Maholtz and Slokum stood behind the west hoop. Eight chairs formed a row between the northern sideline and the lowest bench of the western bleachers: a special gallery in which a cheerleader now sat, stealing glances at Bam and chewing her nails. Slokum cracked his knuckles and wrote in a notebook. He looked smaller to me than the last time I saw him. His face was turned away, and maybe that’s why, but his back seemed slouchy and a lot less wide. I remembered how I’d helped him to make fun of Nakamook, and I didn’t want to think of that, and looked away.
I crossed the doorway’s-width gap between the two sets of bleachers. Ducked beneath the western set to see what lay east.
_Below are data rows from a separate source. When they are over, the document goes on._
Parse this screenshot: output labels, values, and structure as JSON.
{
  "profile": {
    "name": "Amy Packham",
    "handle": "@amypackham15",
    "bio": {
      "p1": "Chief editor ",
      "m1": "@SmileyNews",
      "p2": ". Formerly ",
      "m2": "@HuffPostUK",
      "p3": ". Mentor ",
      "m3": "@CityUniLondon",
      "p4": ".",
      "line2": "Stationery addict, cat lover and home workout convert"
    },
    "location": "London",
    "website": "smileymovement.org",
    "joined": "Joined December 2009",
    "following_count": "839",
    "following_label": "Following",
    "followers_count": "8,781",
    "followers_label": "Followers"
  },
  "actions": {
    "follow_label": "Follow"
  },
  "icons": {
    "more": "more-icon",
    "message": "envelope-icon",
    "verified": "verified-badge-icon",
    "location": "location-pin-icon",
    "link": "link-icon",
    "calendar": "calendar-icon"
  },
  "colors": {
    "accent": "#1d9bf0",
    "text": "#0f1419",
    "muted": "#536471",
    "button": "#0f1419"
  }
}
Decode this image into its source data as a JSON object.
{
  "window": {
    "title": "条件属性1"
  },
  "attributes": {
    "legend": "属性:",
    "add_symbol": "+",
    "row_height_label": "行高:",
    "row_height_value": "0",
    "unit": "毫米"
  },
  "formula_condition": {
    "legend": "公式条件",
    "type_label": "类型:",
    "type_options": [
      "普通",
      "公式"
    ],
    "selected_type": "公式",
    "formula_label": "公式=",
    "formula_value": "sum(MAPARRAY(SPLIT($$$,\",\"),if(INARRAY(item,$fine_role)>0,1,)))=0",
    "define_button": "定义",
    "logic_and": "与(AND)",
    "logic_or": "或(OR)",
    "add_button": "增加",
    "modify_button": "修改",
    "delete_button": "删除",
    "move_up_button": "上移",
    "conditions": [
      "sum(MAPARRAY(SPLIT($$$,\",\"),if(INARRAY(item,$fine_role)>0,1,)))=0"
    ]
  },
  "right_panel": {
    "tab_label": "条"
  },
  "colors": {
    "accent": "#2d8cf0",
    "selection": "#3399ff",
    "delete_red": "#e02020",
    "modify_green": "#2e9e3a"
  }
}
Arrows made of cardboard were taped to the floor to form a path. They led from the locker-room to centercourt. In the tipoff circle, just a couple yards north of the chair-row, two cardboard squares were taped to the floor on either side of the halfcourt line. The locker-room-side one had a star of Boystar on it. The side-exit-side one said MOKUS. I didn’t see Scott anywhere and I thought that was suck. He could memorize a song after hearing it once, and I was pretty sure that they wouldn’t have him dance, so they probably didn’t need him to rehearse, but still: if the basketballers got to skip first period, they were bancers for not letting Scott skip too. And they should have got his name right, the dentists. It was probably Boystar who gave them the spelling.
And there he was. He kept bursting from the locker-room to pose before the bleachers. Each time, he stopped at a different arrow on the path. Cameramen milled, coordinating angles. Chaz Black clapped and Boystar’s parents made suggestions about his posture. I thought about shooting him, decided against it. Decided against it because now I could do it later, better, more repeatedly. I would not be short of chances now. Kiss my girlfriend? Murmur in her ear? Even stepped regular and busted every time, I could give him six beatings before getting expelled. Every day we’d have Lunch together, Recess too.
Lunch-Recess, I thought. That was another thing. I’d no longer be in the same room as my friends for class, but there was always Lunch-Recess. Rather, there wasn’t always Lunch-Recess. Now there was Lunch-Recess; now I would have irrevocable cafeteria privilege. Now, whenever my friends in the Cage were also granted cafeteria privilege, we could eat together, speak outdoors in the schoolyard together, plot without whispering, no Botha down our necks. Maybe I could lead from exile. To do so would be hard, but to believe it was impossible was way too dramatic.